Митрич
хлебал чуть теплый суп, указывал ложкой – «там только на карачках,
хрен знает как, но простреливают ироды, даром что траншея. У бака
можно сидеть, курить, но башку не высовывать – на рыжем фоне
заметна сразу. В уцелевшем окне здания конторки немцы пулемет
никогда не ставят, а вот пробоина ниже их так и манит, как свежие
гитлерюги подойдут, непременно устраиваются – прямо в дыру можно
пулю пускать, непременно найдет гада…»
Спешил
Иванов передать важные особенности обжитого места. Не то чтобы чуял
что-то, просто по логике и вероятности выходило – засиделся. Не
бывает такого, чтобы человек день за днем «на аккумуляторной»
воевал и оставался бесконечно цел, только на холодный суп и
поругивался. Достанет, вот следующим днем и достанет. Нужно хоть
еще одного фрица свалить…
Ошибся,
конечно, в сроках и возможностях судьбы Дмитрий Дмитриевич Иванов.
Достало его только 15 ноября. До этого еще шестерых немцев без
спешки и под личный отчет стукнул, ну и когда атаки отбивали, там
уж оптово, на всех бойцов можно засчитать. Впрочем, к чему нам
строгая бухгалтерия? Личный отсчет – он исключительно для интереса
и повышения личного настроения.
Достало
Митрича довольно нелепо. Мина ночью ляпнулась, да как-то мудрено,
на стене рванула, что ли. Совершенно не ожидал такой подлости
товарищ Иванов, только и почуял, как ноги слабеют, сел под стенку
траншеи. Подумалось, «вот и всё, ну и ладно». Но что-то было
слишком больно, по большей степени оттого, что вздохнуть легкими
вообще не получалось. И где то смертное спокойствие? Ведь аккуратно
под лопатку ударило. А тут хыр-хыр: не вздохнуть и не закричать. Да
что, б… такое?
Нет, нашли
сразу. Замотали под телогрейкой, ругая – да как умудрился-то?!
Потом волокли, задевая о стенку траншеи головой и уж в какой раз
нацепляя обратно сваливающуюся шапку.

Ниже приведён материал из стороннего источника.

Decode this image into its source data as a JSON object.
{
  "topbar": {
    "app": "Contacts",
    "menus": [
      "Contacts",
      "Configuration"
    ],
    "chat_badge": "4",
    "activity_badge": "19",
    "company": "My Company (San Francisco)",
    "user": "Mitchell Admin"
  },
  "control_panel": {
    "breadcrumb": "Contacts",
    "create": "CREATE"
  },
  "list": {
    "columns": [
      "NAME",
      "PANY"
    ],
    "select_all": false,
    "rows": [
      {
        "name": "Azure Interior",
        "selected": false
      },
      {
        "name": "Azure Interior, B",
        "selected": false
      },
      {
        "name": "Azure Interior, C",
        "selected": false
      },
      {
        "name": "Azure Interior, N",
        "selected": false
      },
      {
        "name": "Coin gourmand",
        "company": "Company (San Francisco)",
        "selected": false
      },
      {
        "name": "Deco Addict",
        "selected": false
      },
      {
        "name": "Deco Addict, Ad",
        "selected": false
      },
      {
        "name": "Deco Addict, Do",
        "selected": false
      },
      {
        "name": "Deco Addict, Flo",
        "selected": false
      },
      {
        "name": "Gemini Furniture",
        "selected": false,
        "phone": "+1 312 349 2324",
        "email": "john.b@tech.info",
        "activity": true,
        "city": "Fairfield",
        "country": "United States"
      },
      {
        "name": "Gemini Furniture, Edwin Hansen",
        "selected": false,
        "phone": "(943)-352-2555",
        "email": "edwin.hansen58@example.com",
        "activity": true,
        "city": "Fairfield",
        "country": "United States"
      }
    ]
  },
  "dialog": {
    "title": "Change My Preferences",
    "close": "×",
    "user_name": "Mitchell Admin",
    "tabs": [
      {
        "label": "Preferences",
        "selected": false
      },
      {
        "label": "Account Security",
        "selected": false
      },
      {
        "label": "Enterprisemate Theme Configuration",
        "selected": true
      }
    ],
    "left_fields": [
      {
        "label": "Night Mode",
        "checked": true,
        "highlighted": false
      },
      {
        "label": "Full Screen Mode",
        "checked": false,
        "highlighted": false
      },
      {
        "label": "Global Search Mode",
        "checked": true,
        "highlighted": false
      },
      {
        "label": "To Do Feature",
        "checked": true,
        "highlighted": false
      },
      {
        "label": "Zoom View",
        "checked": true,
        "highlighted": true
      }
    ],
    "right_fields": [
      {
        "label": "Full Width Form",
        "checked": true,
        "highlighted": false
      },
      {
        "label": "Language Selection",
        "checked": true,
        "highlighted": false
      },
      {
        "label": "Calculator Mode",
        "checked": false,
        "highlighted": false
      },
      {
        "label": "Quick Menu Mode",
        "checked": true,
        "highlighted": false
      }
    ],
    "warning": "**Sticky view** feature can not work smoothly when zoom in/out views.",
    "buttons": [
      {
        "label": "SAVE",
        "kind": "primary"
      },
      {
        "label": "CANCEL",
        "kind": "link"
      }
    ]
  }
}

Хуже всего было, что ни
вздохнуть, ни выматериться. Ох…
Лежал
Иванов среди раненых полубоком, мордой вниз, ничего не видя.
Ковырялся со спиной кто-то медицинский, пронзало болью, накрывали
шинелью, потом снова открывали. Перекладывали. Под желтый
вздрагивающий свет операционной туда, обратно… вроде резали.
Наконец начало сознание покидать. Приходил в себя, слушал,
поскольку уши все равно никак зажать нельзя. Немцы вышли к Волге,
наши – те, что в 138-й стрелковой – отрезаны и прижаты к берегу. А
переправы в общем и нет – «сало» по реке идет и идет, когда лед
встанет - непонятно. Здесь и сдохнем.